Le sclerodermie sono dermatosi croniche, anch’esse autoimmuni, caratterizzate da insidiosa e lenta trasformazione, circoscritta o diffusa, della cute che assume un aspetto cicatriziale, ispessito, non sollevabile in pieghe e un colore simile alla cera o all’alabastro.
Nell’ampia dizione di “sclerodermia” rientrano sia forme localizzate, puramente dermatologiche, contraddistinte da chiazze a limiti netti a volte circondate da un caratteristico bordo rosso-lilla, con decorso autolimitato benigno, sia forme diffuse ad andamento progressivo in cui lo stato sclerodermico inizia subdolamente, ad esempio alle mani, al torace, al volto, per poi diffondersi alle zone adiacenti costruendo in ultimo intorno al soggetto una specie di “armatura” che rende difficoltosi o impedisce del tutto i movimenti articolari; in un periodo successivo vengono interessati altri organi, l’esofago, l’intestino, i polmoni, il cuore etc con esito finale quasi sempre fatale.
La patogenesi della sclerodermia è attualmente prospettata come immunologica: nel siero, con l’immunofluorescenza indiretta, sono dimostrabili anticorpi contro vari apparati (collagene, mitocondri, apparato del Golgi, centrìolo etc) ma, soprattutto (60-80% dei casi), anticorpi antinucleo cellulare (A.N.A.) diretti contro i nuclei delle cellule endoteliali dei capillari dermici che, secondo molti Autori, rappresenterebbero la primitiva lesione della sclerodermia sistemica.

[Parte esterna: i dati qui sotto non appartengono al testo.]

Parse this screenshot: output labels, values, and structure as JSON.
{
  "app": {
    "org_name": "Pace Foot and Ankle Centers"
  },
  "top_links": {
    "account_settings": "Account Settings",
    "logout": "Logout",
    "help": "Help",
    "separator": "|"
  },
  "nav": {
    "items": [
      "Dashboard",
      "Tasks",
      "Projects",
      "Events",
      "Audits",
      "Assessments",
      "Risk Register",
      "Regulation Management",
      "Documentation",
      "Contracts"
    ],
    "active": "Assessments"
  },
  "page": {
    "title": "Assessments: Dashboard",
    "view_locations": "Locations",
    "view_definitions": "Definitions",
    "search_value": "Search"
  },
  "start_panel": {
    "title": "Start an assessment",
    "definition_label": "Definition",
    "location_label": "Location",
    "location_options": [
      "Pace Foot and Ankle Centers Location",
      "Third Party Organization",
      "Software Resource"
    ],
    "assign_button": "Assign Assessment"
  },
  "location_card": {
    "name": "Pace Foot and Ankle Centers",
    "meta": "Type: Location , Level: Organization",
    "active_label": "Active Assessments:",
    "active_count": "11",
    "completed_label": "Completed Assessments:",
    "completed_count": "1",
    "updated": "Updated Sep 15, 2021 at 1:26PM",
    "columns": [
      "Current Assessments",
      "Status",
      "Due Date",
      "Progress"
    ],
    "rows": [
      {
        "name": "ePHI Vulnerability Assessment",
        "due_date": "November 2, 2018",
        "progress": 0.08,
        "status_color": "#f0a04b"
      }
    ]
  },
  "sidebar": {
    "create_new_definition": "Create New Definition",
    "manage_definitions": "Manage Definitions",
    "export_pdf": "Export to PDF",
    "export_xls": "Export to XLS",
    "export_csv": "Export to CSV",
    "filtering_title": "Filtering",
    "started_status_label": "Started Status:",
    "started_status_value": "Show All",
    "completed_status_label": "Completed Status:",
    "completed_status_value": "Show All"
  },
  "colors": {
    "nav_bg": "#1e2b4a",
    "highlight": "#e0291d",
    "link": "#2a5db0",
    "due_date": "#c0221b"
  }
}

L’istologia è caratterizzata essenzialmente da ipertrofìa (aumento di volume) e neoformazione di fasci di collagene e da progressiva iperplasìa dell’intima dei vasi (aumento del numero delle cellule che rivestono la parete interna del vaso, quella cioè a contatto con il sangue), soprattutto arteriolari, fino a stènosi completa del lume.
La terapia, prolungata e spesso inconcludente, si basa su corticosteroidi, griseofulvina e farmaci vasoattivi per le forme sistemiche e su corticosteroidi locali e antimalarici di sintesi per via generale per quelle circoscritte.